> Using just the Azure Machine Learning, it is not possible to predict in a timeline.
> This solution comes with the need to predict bookings for n periods in the future. The solution with ML only allows to predict the next period.
> We have historic information of bookings, and we pretend to predict the number of bookings for n periods.
1.1.1. What is R Language?
> It is a programming language and software environment for statistical computing and graphics supported by the R Foundation for Statistical Computing.
1.1.2. What is Triple Smoothing (ETS)?
> It is an algorithm to make predictions using a weighted average of historical values, in which it assigns to the most recent data a greater weight in the forecast of the value that is intended, in this case, in the forecast of passengers.
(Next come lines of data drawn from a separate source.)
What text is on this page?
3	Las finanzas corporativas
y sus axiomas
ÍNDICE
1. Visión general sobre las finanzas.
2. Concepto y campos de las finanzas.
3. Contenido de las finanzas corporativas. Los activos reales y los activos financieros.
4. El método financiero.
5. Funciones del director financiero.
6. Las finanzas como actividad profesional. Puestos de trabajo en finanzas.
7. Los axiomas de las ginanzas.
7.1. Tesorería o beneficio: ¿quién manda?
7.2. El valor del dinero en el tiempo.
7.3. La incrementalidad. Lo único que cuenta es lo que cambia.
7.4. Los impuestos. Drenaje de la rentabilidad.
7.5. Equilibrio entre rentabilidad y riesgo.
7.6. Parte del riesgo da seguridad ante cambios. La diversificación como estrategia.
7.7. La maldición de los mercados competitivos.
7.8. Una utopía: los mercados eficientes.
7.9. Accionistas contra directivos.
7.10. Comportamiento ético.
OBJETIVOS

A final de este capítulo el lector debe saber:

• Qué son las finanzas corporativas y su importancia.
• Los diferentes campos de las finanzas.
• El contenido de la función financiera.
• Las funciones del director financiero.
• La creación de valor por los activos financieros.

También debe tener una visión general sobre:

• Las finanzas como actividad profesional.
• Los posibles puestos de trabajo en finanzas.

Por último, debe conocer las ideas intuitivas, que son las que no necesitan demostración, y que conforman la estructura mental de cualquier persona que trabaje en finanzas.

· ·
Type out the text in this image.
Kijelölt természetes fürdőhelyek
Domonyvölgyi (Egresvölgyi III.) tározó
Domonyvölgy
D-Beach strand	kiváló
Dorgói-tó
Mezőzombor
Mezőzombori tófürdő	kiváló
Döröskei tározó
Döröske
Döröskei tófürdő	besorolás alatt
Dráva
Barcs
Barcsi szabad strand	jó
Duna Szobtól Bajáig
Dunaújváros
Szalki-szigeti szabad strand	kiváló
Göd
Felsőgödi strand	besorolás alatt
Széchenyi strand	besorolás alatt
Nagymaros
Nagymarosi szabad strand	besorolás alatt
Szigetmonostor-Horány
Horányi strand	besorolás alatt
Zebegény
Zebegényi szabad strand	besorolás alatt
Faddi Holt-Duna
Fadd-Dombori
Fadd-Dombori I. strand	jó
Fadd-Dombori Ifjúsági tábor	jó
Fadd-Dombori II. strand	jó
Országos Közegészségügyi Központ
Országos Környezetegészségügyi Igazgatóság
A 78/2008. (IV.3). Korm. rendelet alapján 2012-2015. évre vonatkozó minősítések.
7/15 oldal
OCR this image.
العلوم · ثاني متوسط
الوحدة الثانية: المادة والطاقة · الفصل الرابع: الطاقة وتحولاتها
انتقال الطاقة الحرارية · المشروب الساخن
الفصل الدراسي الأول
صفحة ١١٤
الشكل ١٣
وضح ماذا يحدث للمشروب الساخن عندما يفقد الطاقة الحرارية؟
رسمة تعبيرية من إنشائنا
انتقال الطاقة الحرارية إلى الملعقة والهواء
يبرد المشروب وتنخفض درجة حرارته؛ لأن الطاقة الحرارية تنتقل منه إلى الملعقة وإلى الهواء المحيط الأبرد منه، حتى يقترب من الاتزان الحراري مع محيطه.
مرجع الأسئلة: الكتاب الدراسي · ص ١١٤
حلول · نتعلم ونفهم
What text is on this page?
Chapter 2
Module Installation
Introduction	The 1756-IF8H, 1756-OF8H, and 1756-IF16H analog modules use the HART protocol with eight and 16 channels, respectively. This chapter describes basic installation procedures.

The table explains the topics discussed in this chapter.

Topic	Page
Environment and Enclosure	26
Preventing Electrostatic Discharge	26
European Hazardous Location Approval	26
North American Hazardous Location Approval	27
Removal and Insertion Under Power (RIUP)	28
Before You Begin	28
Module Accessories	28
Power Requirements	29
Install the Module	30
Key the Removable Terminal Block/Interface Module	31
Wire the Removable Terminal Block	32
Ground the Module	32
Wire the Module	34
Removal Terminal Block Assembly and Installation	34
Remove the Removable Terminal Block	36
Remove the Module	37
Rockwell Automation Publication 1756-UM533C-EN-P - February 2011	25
> Takes into account trends and seasonal variations in introduced data.
1.1.3. The Code
> Next, we present the code implemented and used in the ML project.
# Data input
• data <- maml.mapInputPort(1) # class: data.frame
• library(forecast) #Library forecast
• colnames(data) <- c(“frequency”, “horizon”, “dates”, “values”) #the column names are the vector
• dates <- strsplit(data$dates, “;”)[] #calls the vector column dates and splits with “;”, and inputs the first value it gets
• values <- strsplit(data$values, “;”)[]
• dates <- as.Date(dates, format = ‘Y%/m%’) #converts char to date
• values <- as.numeric(values)
• nrflights <- as.numeric(nrflights)
# Fits a time-series model
• train_ts<- ts(values, frequency=data$frequency) #time series function which matches a value with the frequency
• fit1 <- ets(train_ts) #ETS (Exponential Smoothing) algorithm applied to the time series functions
• train_model <- forecast(fit1, h = data$horizon) #forecast function over the ETS variable (fit1) through the chosen horizon
• plot(train_model) #produces a 2D graph, for the train_model
# Produce forecasting
• train_pred <- round(train_model$mean,2) #rounds to two decimal places, the mean for each result from the train_model
• data.forecast <- as.data.frame(t(train_pred)) #transposes the matrix (train_pred) and creates a list of vectors (data.forecast)
• colnames(data.forecast) <- paste(“Forecast”, 1:data$horizon, sep=””) #Concatenates the results for the final presentation
# Data output
> With the code above, we are able to predict for n defined periods.